Still of the cast from Mission: Impossible – The Final Reckoning

Ethan spends precious little time with his IMF crew in The Final Reckoning (Image credit: Paramount)

Mission: Impossible is at its best when Ethan and his band of IMF misfits are infiltrating a famous landmark or pulling off an improbable escape, quipping at each other as they do so (the Burj Khalifa sequence in Ghost Protocol is an all-timer example of that formula in action). The Final Reckoning swaps this playful tone for doom and gloom in a bid to raise the emotional stakes, but the trade-off is a more serious, arguably un-Mission: Impossible-like experience overall.

This sentiment isn’t helped by an exposition-heavy first hour, which jumps between locations, characters, and plot threads like a YouTube recap of the Mission: Impossible series so far. Flashbacks are fine in moderation, but the sheer number of them deployed by director Christopher McQuarrie in the opening moments of The Final Reckoning is an indictment of the film’s unwieldy story.

Getting down to business

Still image of an underwater sequence in Mission: Impossible – The Final Reckoning

The underwater sequence is an instant Mission: Impossible classic (Image credit: Paramount)

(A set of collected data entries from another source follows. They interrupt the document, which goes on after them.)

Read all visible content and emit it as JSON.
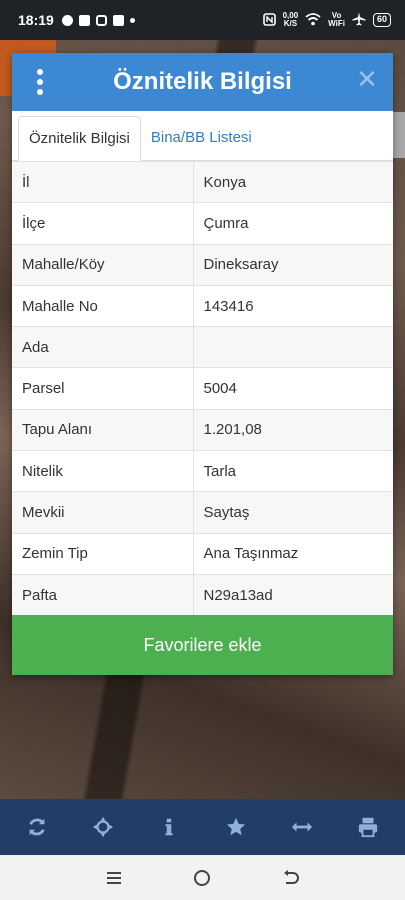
{
  "status_bar": {
    "time": "18:19",
    "net_speed_top": "0,00",
    "net_speed_unit": "K/S",
    "wifi_label_top": "Vo",
    "wifi_label_bottom": "WiFi",
    "battery": "60"
  },
  "modal": {
    "title": "Öznitelik Bilgisi",
    "close_glyph": "✕",
    "tabs": [
      {
        "label": "Öznitelik Bilgisi",
        "active": true
      },
      {
        "label": "Bina/BB Listesi",
        "active": false
      }
    ],
    "rows": [
      {
        "key": "İl",
        "value": "Konya"
      },
      {
        "key": "İlçe",
        "value": "Çumra"
      },
      {
        "key": "Mahalle/Köy",
        "value": "Dineksaray"
      },
      {
        "key": "Mahalle No",
        "value": "143416"
      },
      {
        "key": "Ada",
        "value": ""
      },
      {
        "key": "Parsel",
        "value": "5004"
      },
      {
        "key": "Tapu Alanı",
        "value": "1.201,08"
      },
      {
        "key": "Nitelik",
        "value": "Tarla"
      },
      {
        "key": "Mevkii",
        "value": "Saytaş"
      },
      {
        "key": "Zemin Tip",
        "value": "Ana Taşınmaz"
      },
      {
        "key": "Pafta",
        "value": "N29a13ad"
      }
    ],
    "favorite_button": "Favorilere ekle"
  },
  "toolbar": {
    "icons": [
      "refresh-icon",
      "locate-icon",
      "info-icon",
      "star-icon",
      "measure-icon",
      "print-icon"
    ]
  },
  "navbar": {
    "icons": [
      "menu-icon",
      "home-icon",
      "back-icon"
    ]
  },
  "colors": {
    "header_blue": "#3d88d3",
    "tab_link_blue": "#2f7fc1",
    "button_green": "#4caf50",
    "toolbar_navy": "#223e66",
    "toolbar_icon": "#8fb1d9"
  }
}
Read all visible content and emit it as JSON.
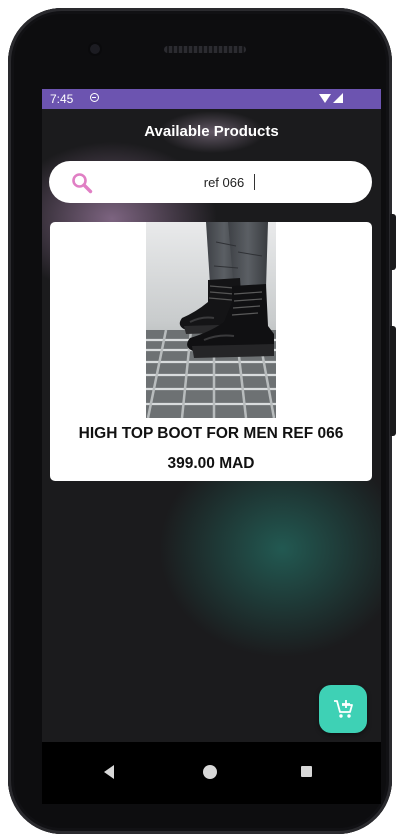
{
  "status_bar": {
    "time": "7:45"
  },
  "app_bar": {
    "title": "Available Products"
  },
  "search": {
    "value": "ref 066",
    "icon": "search-icon"
  },
  "products": [
    {
      "name": "HIGH TOP BOOT FOR MEN REF 066",
      "price": "399.00 MAD",
      "image": "black high top leather boots"
    }
  ],
  "fab": {
    "icon": "add-to-cart-icon"
  },
  "colors": {
    "status_bar": "#6c54b0",
    "fab": "#3ed1b5",
    "search_icon": "#e07fc4",
    "background": "#1b1b1d"
  }
}
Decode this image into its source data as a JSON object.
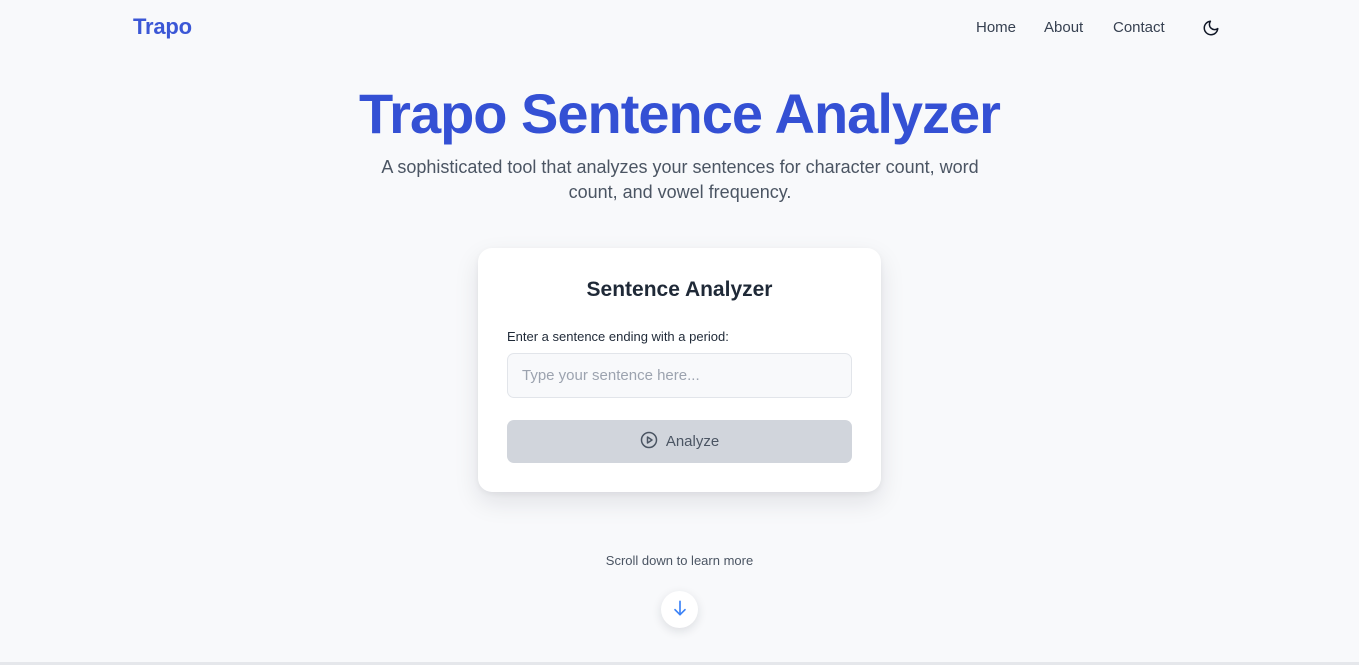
{
  "header": {
    "brand": "Trapo",
    "nav": {
      "home": "Home",
      "about": "About",
      "contact": "Contact"
    },
    "theme_icon": "moon-icon"
  },
  "hero": {
    "title": "Trapo Sentence Analyzer",
    "subtitle": "A sophisticated tool that analyzes your sentences for character count, word count, and vowel frequency."
  },
  "analyzer": {
    "title": "Sentence Analyzer",
    "label": "Enter a sentence ending with a period:",
    "input_value": "",
    "input_placeholder": "Type your sentence here...",
    "button_label": "Analyze",
    "button_icon": "play-circle-icon"
  },
  "scroll": {
    "hint": "Scroll down to learn more",
    "icon": "arrow-down-icon"
  },
  "colors": {
    "brand": "#3b57d6",
    "title": "#3450d4",
    "button_disabled": "#d1d5dc",
    "arrow": "#3b82f6"
  }
}
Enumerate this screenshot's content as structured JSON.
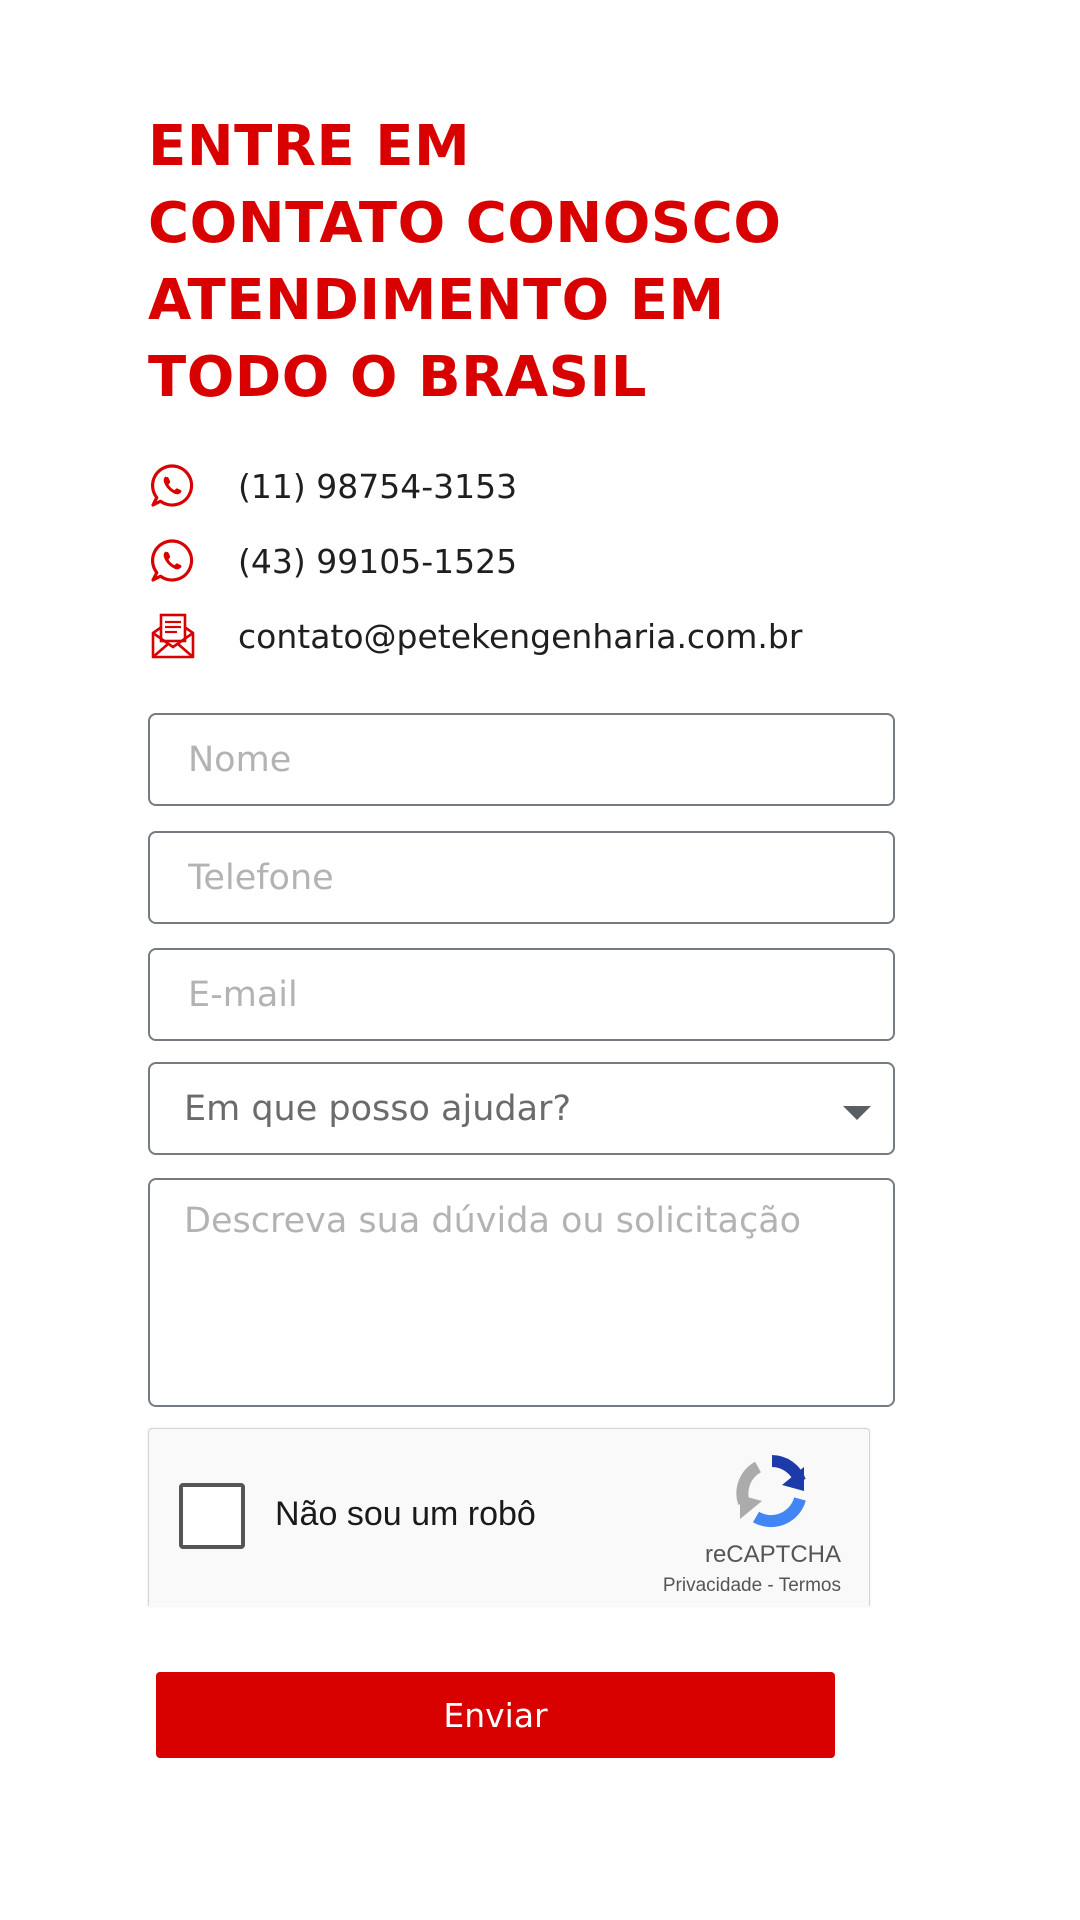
{
  "heading": {
    "line1": "ENTRE EM",
    "line2": "CONTATO CONOSCO",
    "line3": "ATENDIMENTO EM",
    "line4": "TODO O BRASIL"
  },
  "contacts": [
    {
      "icon": "whatsapp-icon",
      "text": "(11) 98754-3153"
    },
    {
      "icon": "whatsapp-icon",
      "text": "(43) 99105-1525"
    },
    {
      "icon": "email-icon",
      "text": "contato@petekengenharia.com.br"
    }
  ],
  "form": {
    "name_placeholder": "Nome",
    "phone_placeholder": "Telefone",
    "email_placeholder": "E-mail",
    "subject_selected": "Em que posso ajudar?",
    "message_placeholder": "Descreva sua dúvida ou solicitação",
    "submit_label": "Enviar"
  },
  "recaptcha": {
    "label": "Não sou um robô",
    "brand": "reCAPTCHA",
    "privacy": "Privacidade",
    "separator": " - ",
    "terms": "Termos"
  },
  "colors": {
    "accent": "#d90000",
    "field_border": "#757b82",
    "placeholder": "#b3b3b3"
  }
}
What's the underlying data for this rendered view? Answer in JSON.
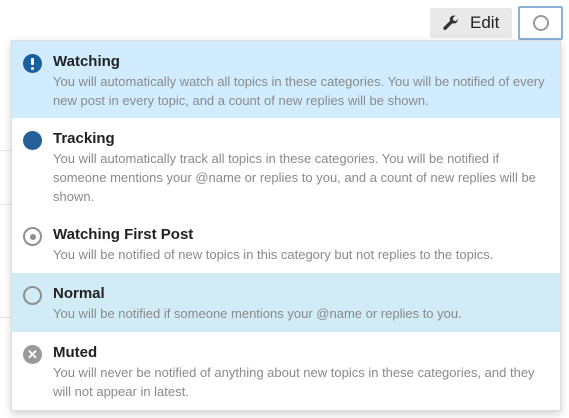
{
  "toolbar": {
    "edit_label": "Edit",
    "edit_icon": "wrench-icon",
    "notification_icon": "circle-outline-icon"
  },
  "notification_menu": {
    "items": [
      {
        "title": "Watching",
        "description": "You will automatically watch all topics in these categories. You will be notified of every new post in every topic, and a count of new replies will be shown.",
        "icon": "exclamation-circle-icon"
      },
      {
        "title": "Tracking",
        "description": "You will automatically track all topics in these categories. You will be notified if someone mentions your @name or replies to you, and a count of new replies will be shown.",
        "icon": "filled-circle-icon"
      },
      {
        "title": "Watching First Post",
        "description": "You will be notified of new topics in this category but not replies to the topics.",
        "icon": "dot-circle-icon"
      },
      {
        "title": "Normal",
        "description": "You will be notified if someone mentions your @name or replies to you.",
        "icon": "circle-outline-icon"
      },
      {
        "title": "Muted",
        "description": "You will never be notified of anything about new topics in these categories, and they will not appear in latest.",
        "icon": "times-circle-icon"
      }
    ]
  },
  "colors": {
    "highlight_watching": "#d1ecff",
    "highlight_normal": "#d1ecf7",
    "tracking_blue": "#255f9a"
  }
}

Mercifully, things take a turn for the action-packed about halfway through, when Ethan jumps into the Bering Sea in search of that aforementioned Russian submarine. It’s here that we’re introduced to Captain Bledsoe, played with scene-stealing aplomb by Severance star Tramell Tillman, and the first of two outrageously gripping stunts gets underway.

If you’ve seen any of The Final Reckoning’s trailers or posters, you’ll know that the biplane sequence – shot at 8,000 feet in 140mph winds with no CGI – is being framed as the film’s centerpiece, and while it’s undeniably impressive, the earlier submarine sequence is arguably the bigger highlight. Here, McQuarrie and Cruise use a combination of digital effects and practical wizardry to simulate the inside of a missile-filled submarine at the bottom of the ocean, and the sense of scale and jeopardy the pair achieve is staggering.

Watching Cruise dodge nuclear warheads under life-threatening amounts of pressure will have you, too, feeling like you’re trapped on the ocean floor, especially if you experience this ordeal in the expanded aspect ratio afforded by IMAX.

Quite frankly, The Final Reckoning is saved by its two major set-pieces. They bring a much-needed injection of excitement to an otherwise drawn-out disaster story, and while the film as a whole could do with more action and less situation-room drama, these stunts will remind you why you paid the ticket price. Nobody is doing it like Tom Cruise, and this eighth and potentially final entry in the Mission: Impossible franchise – for all its many shortcomings – hammers home that truth and then some. Cue the theme music!


Mission: Impossible – The Final Reckoning arrives in theaters and IMAX on May 21 (UK) and May 23 (internationally).